Ready To Run
written by Eric Edwards, PT, DPT, OCS, CMPT
Ready or not, spring is here! About this time of year many of us have just begun, or are beginning, to train for our favorite spring and summer races.
Running is the world’s most popular form of exercise and is a huge part of the Central Oregon lifestyle. With the past Summer Olympics still fresh in our minds and Eugene ready to host the Track and Field World Championships this summer, it’s time to get excited about pursuing your own personal goals. Whether it’s doing a local 5K with your friends or setting a new PR, training for a race can often be the simplest yet the most physically straining activity we have experienced.
Because of the simplicity of running, far too many people jump into training for a race without properly preparing. The truth is that most runners will experience some type of injury during their running days. The most common injuries stem from overuse and usually affect the knee. Key factors that can influence overuse injuries include: gait/biomechanics, musculoskeletal imbalances, training load, running surfaces, nutrition, sleep/recovery, and shoe wear. As a physical therapist with a clinical focus on treating runners, I regularly find newer runners are neglecting the collective importance of these key factors.

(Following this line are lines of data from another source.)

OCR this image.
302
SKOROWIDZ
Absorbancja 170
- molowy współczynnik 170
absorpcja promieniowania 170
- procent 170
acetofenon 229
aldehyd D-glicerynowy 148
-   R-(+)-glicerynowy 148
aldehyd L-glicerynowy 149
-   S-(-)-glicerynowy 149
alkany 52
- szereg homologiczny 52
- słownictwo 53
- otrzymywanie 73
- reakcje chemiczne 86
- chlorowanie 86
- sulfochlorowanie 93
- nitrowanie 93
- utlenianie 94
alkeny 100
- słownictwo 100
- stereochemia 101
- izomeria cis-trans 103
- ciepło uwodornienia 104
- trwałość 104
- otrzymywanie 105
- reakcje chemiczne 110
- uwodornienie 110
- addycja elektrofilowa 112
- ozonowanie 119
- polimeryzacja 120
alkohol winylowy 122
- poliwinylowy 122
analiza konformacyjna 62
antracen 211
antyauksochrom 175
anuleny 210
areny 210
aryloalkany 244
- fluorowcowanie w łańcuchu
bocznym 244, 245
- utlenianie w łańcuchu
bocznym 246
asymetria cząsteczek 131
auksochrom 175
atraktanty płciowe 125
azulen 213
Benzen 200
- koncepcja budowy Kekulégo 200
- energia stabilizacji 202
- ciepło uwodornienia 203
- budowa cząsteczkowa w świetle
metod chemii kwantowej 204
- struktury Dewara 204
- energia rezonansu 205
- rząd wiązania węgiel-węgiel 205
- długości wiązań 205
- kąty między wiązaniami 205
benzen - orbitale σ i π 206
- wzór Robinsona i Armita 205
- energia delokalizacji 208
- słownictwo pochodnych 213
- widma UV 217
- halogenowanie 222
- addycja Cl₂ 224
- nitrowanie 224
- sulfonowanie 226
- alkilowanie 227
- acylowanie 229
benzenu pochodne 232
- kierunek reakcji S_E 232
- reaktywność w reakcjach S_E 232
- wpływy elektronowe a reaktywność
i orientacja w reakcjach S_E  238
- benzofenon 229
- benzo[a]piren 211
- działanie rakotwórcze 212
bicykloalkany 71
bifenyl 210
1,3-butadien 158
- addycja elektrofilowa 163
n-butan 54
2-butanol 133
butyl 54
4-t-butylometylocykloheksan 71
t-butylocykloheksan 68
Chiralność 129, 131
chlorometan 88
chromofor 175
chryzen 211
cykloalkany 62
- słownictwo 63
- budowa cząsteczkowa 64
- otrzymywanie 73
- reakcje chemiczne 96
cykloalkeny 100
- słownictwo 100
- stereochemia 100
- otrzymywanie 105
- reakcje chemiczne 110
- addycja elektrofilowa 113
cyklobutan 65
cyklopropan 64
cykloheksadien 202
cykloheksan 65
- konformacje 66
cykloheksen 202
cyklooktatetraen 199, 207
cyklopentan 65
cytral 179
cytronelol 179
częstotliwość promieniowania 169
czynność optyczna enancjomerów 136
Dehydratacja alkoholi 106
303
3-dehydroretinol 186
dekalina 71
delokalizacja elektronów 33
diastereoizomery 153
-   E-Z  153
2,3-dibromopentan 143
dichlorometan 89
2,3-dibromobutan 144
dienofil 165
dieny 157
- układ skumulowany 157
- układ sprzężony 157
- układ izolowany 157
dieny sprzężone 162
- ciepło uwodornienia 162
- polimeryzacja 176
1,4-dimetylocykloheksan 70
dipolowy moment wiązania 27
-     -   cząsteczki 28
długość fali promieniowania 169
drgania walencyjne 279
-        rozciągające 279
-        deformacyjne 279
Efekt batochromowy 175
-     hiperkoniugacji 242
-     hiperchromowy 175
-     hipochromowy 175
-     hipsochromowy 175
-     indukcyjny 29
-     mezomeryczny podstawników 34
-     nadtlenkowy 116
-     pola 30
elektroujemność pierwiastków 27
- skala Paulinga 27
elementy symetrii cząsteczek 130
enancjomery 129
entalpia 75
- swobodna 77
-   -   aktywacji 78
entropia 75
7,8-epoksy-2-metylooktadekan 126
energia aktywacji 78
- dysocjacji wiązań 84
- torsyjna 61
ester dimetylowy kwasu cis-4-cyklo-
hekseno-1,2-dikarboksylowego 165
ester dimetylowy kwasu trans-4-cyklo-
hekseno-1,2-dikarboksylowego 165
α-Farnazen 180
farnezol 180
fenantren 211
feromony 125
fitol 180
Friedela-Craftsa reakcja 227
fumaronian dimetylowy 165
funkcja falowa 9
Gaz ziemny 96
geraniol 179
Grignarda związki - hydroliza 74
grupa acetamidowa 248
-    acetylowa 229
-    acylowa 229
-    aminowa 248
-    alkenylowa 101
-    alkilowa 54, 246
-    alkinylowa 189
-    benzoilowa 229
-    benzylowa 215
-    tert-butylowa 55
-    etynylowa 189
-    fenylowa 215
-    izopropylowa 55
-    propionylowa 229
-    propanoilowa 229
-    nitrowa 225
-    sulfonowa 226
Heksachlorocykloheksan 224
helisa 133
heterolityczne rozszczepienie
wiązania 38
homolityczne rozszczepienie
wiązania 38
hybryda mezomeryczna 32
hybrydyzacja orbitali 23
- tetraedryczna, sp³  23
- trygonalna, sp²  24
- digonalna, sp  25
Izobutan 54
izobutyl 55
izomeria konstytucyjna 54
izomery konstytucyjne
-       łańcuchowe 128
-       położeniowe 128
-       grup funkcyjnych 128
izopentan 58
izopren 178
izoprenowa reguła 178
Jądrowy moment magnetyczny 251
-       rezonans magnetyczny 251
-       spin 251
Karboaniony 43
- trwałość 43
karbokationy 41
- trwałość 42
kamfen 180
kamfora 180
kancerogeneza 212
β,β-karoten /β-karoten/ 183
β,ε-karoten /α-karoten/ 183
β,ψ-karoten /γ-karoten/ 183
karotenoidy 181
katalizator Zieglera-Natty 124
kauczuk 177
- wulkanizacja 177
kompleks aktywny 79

In physical therapy, I am usually centered on addressing biomechanics and musculoskeletal impairments. When it comes to the biomechanical and musculoskeletal factors of injury prevention, the importance of mobility and stability is key! On the mobility side, runners need to be able to efficiently get their legs behind them. Specifically, this comes from adequate hip extension, ankle dorsiflexion and great toe extension. In concert with this mobility, runners require a high level of muscle stability through their core, hips and ankles. With adequate mobility and stability, runners are better designed to generate power through their hips which eliminate the biomechanical inefficiencies that lead to running injuries.
Of course, running related injuries are common and treating these injuries can sometimes be complex. That being said, working with a skilled physical therapist trained in treating runners can help keep you on the trails and roads for years to come.